Over the last couple of months, the media has been awash with opinion columns about the Federal Government’s Innovation Package.
With Australia lagging behind its peers on the Global Innovation Index (ranked 17th, it sits behind the UK, US, and New Zealand), the innovation package is designed to create a business culture that embraces risk and innovation and stimulates productivity.
Yet in spite of the press coverage and a new Government website, the information provided to date has been brief. Here’s our key take aways for Australian businesses.
Increased Access to Company Losses
Proposed changes to the company loss rules are expected to deliver greater flexibility to pursue new business activities or change the nature of a business.
Under the current rules, for a company to use past year losses to reduce taxable income, it must have maintained the same majority ownership from the time the loss was made to the time that the loss is utilised.
Companies that have seen a change in ownership must pass the Same Business Test (SBT). The SBT, however, has long been criticised as overly restrictive with the interpretation of ‘same business’ being very narrow. Companies that undertake new transactions or pursue new business activities are unable to pass the conditions of the test.
The changes, which are proposed to be introduced in early 2016, will see the introduction of a ‘predominantly similar business test’ which will allow companies to access prior year losses where their business, while not the same, uses similar assets and generates income from similar sources.
Under the proposed changes, the ‘no new transactions or business activities’ aspect of the SBT will also be removed.
Tax Incentives for Investment in High Potential Start-ups
With funding for start-ups in short supply, the Innovation Package introduces two new measures to encourage early stage investment.
20% Tax Offset for investors in start-ups
Tax incentives will be provided for investors in start-ups. A start-up is defined as an unlisted company that has been incorporated in the last three years, has expenditure of less than $1 million and has income of less than $200,000 in the last income year.
Investors will be entitled to:
- A 20% non-refundable tax offset on investments, capped at $200,000 per investor per year
- A 10 year exemption on capital gains tax for investments held for longer than 3 years.
10% Tax Offset for investors in Early Stage Venture Capital Limited Partnerships
Currently, a fund manager seeking to raise between $10 million and $100 million may be eligible to establish an Early Stage Venture Capital Limited Partnership (ESVCLP). Such partnerships may invest in growing businesses that meet the eligibility criteria set out by the Venture Capital Act. Registered ESVCLP’s allow for investors to receive a complete tax exemption from any return on those investments.
The proposed tax incentive will see investors in ESVCLPs receive an additional 10% non-refundable tax offset on capital invested throughout the year.
The maximum size of an ESVCLP will also increase from $100 million to $200 million and a partnership will have more flexibility around the size of investments it may hold.
Expected to come into effect on 1 July 2016, it’s anticipated that the changes will provide the encouragement required for both domestic and foreign investors to provide the seed capital for emerging high growth companies.
Changes to Bankruptcy laws
The Government has announced that the default bankruptcy period will be reduced from three years to one year.

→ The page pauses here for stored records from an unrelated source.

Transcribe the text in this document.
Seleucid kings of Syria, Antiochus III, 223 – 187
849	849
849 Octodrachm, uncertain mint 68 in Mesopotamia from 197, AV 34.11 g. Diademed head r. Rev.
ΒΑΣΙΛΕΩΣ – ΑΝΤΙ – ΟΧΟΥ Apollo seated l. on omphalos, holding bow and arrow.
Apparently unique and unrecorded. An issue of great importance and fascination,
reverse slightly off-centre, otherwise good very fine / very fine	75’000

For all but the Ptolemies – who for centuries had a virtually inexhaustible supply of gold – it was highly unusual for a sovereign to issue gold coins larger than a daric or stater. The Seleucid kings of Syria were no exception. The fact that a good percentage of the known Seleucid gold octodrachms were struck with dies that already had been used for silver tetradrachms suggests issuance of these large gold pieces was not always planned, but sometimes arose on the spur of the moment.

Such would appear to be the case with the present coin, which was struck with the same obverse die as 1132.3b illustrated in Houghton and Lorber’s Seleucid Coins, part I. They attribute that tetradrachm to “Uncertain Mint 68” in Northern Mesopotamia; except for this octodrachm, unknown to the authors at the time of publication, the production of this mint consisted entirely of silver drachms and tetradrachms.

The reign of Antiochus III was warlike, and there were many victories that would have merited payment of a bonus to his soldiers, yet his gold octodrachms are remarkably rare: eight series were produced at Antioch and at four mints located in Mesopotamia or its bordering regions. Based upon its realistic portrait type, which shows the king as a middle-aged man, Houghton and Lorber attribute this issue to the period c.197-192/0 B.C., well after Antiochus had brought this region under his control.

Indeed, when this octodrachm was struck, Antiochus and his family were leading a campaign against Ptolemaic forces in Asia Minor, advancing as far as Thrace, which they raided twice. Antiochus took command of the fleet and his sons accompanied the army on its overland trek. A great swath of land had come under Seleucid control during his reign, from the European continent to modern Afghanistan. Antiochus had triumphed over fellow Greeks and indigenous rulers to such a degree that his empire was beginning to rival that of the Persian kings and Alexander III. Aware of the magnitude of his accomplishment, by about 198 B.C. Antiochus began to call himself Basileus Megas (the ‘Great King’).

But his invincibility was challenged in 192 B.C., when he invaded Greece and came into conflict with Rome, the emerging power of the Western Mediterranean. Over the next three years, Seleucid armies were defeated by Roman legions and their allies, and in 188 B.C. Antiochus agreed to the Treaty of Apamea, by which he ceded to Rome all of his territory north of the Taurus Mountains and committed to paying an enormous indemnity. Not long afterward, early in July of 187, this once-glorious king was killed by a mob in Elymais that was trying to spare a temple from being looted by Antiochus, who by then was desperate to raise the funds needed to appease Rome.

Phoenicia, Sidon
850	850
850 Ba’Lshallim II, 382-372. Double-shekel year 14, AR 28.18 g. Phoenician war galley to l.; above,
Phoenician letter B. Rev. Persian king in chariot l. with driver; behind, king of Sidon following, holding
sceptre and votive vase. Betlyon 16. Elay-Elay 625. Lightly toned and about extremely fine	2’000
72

Additionally, should a company that is trading whilst insolvent appoint a restructuring advisor, its directors will be offered a safe harbour from incurring personal liability for the company’s debts.
Minimising the impact of business failure should encourage greater risk taking and innovation. However, the Government will need to ensure that in relaxing the bankruptcy laws, creditors remain protected.
Employee Share Scheme Reforms
Under the current Employee Share Scheme (ESS) rules, employers may (in some circumstances) be required to prepare a Disclosure Document and lodge it with the Australian Securities and Investments Commission (ASIC). These conditions can require otherwise non-disclosing entities to reveal commercially sensitive information to competitors.
The proposed changes will limit the level of disclosure required, which for some business could make implementing an ESS more attractive.
Self-Assessment of Intangible Asset Depreciation
Changes to the depreciation regime will allow businesses the ability to self-assess the tax-effective life of certain intangible assets. The option to self-assess will, in many cases, bring the tax effective life in line with the economic life of the asset.
Under the current regime, only certain intangible assets may be depreciated, such as patents, registered designs and copyrights.
However, unlike tangible assets, the rate at which eligible intangible assets are depreciated cannot currently be self-assessed. The tax-effective life of eligible intangible assets is currently set by statute.
The new measures, which will apply to all eligible intangible assets acquired after 1 July 2016, will allow businesses to self-assess their tax effective life. As a result, many assets may be depreciated faster, effectively bringing forward the tax deductions associated with them.